BECU’s first mortgage sales in the secondary market skyrocketed in the second quarter of 2020 but declined last year. Sales accounted for 53% of primary mortgages in the first half but only 35% in the third quarter.

BECU sold $ 364.2 million of its first mortgages in the secondary market in the third quarter, 20% less than in the second quarter and 29% less than a year ago.

As of September 30, home custody loans were $ 1.5 billion, 0.8% less than the second quarter and 15% less than a year ago. “Home equity balances have come under pressure from strong mortgage refi trends amid low interest rates from 2021 through the third quarter,” Gatlin said.

Similar patterns apply to non-real estate categories:

  • Production excluding real estate was $ 1.8 billion, 8.3% more than the second quarter and 19% more than a year ago.
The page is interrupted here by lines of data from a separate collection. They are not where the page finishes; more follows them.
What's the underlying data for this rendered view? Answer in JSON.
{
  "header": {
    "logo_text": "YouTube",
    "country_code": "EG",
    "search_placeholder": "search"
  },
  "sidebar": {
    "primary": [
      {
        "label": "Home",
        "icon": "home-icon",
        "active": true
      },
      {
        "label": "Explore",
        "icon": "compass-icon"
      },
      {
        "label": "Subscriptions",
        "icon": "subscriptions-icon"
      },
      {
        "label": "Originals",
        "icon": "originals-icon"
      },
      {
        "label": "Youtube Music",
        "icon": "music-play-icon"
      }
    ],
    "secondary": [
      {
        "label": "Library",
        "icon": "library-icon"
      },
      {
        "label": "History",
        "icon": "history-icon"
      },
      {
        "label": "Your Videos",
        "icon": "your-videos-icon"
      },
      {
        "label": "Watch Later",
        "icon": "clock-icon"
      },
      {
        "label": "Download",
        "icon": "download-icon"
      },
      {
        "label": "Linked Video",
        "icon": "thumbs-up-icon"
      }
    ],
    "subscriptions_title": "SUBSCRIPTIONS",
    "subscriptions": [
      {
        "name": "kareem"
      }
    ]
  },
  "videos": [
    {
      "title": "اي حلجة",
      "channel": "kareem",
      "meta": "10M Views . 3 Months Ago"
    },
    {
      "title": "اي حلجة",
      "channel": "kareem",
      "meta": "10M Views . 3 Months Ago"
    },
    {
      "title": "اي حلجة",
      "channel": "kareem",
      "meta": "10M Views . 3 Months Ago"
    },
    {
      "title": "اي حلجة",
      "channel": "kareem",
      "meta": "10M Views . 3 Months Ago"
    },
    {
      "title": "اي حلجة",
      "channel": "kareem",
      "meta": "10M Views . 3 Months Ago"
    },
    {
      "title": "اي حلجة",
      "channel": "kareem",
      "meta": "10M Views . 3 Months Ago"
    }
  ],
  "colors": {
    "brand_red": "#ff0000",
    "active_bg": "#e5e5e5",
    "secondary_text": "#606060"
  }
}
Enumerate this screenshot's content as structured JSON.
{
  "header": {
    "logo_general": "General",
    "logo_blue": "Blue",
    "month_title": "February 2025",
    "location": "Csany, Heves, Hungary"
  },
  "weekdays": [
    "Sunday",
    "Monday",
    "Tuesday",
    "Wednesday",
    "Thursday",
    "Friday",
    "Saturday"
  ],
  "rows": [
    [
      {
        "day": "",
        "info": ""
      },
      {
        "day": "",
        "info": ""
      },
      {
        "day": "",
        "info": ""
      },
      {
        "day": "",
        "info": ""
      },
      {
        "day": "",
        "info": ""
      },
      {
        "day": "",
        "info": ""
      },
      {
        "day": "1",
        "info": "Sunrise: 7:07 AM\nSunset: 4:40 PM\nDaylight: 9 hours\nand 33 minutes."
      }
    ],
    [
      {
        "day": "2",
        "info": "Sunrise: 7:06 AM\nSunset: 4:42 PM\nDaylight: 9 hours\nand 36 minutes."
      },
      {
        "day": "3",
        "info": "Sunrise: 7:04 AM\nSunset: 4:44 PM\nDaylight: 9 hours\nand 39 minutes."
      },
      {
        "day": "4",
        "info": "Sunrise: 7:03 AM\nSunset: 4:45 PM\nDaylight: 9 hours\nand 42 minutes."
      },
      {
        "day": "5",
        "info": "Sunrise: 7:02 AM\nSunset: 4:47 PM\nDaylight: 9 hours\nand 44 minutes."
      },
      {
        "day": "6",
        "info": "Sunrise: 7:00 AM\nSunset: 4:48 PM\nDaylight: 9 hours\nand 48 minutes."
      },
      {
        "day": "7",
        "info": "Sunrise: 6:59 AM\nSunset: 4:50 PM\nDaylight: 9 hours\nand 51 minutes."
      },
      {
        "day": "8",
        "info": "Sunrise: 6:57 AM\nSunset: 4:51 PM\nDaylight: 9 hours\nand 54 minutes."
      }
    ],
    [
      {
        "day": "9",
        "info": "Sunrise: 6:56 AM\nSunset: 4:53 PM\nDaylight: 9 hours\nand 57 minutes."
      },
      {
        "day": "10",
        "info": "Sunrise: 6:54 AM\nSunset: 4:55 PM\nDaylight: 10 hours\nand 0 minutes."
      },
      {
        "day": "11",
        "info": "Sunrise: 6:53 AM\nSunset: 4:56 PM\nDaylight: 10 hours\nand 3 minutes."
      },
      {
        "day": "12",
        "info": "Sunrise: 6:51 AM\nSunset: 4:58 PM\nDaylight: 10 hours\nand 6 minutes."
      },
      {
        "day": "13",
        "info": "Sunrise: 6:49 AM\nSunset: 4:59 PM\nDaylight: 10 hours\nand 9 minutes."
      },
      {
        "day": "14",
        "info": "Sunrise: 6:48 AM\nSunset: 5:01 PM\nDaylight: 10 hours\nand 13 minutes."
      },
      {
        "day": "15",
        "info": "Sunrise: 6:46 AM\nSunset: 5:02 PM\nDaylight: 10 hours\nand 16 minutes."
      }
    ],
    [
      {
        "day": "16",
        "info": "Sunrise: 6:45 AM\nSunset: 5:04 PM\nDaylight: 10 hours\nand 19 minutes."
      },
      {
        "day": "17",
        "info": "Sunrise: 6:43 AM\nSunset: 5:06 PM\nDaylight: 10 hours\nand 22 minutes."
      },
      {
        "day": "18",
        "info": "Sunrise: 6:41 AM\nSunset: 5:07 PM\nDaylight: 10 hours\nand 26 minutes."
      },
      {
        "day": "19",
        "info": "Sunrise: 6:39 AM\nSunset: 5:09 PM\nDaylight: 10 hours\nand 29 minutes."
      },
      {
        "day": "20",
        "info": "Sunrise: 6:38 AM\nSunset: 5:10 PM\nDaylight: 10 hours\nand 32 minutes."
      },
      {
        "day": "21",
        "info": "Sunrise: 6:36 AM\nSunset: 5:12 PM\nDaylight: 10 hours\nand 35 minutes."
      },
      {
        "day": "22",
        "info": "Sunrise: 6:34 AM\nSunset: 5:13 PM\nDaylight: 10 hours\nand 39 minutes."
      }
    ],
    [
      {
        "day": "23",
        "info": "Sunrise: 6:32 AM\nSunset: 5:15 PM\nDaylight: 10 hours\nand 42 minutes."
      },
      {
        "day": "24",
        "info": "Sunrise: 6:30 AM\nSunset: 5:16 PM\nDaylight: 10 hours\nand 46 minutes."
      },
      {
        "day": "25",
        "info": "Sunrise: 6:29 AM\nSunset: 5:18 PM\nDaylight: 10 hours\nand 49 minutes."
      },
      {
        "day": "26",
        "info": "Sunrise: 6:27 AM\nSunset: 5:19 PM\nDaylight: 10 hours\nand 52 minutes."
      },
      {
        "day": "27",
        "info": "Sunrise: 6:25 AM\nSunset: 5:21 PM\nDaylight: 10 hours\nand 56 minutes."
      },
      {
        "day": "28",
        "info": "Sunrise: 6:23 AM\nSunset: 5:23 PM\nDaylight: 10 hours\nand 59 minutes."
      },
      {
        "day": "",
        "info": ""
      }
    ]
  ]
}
The balance fell 4% to $ 4.4 billion.
  • The credit card balance was $ 1.1 billion as of September 30, unchanged as of June 30, 3.1% less than a year ago.
  • The Paycheck Protection Program loans are expiring quickly as planned. BECU’s balance on September 30 was $ 36.1 million, 53% less than three months earlier and 62% less than a year earlier.
  • Unsecured personal loans (minus PPP loans) were $ 275 million as of September 30, up 2.5% from June 30 and down 6.7% year over year.

The exception was commercial real estate production, which was $ 191.5 million in the third quarter, 60% more than the second quarter and 16 times more than a year ago. The balance rose 11% to $ 2.2 billion.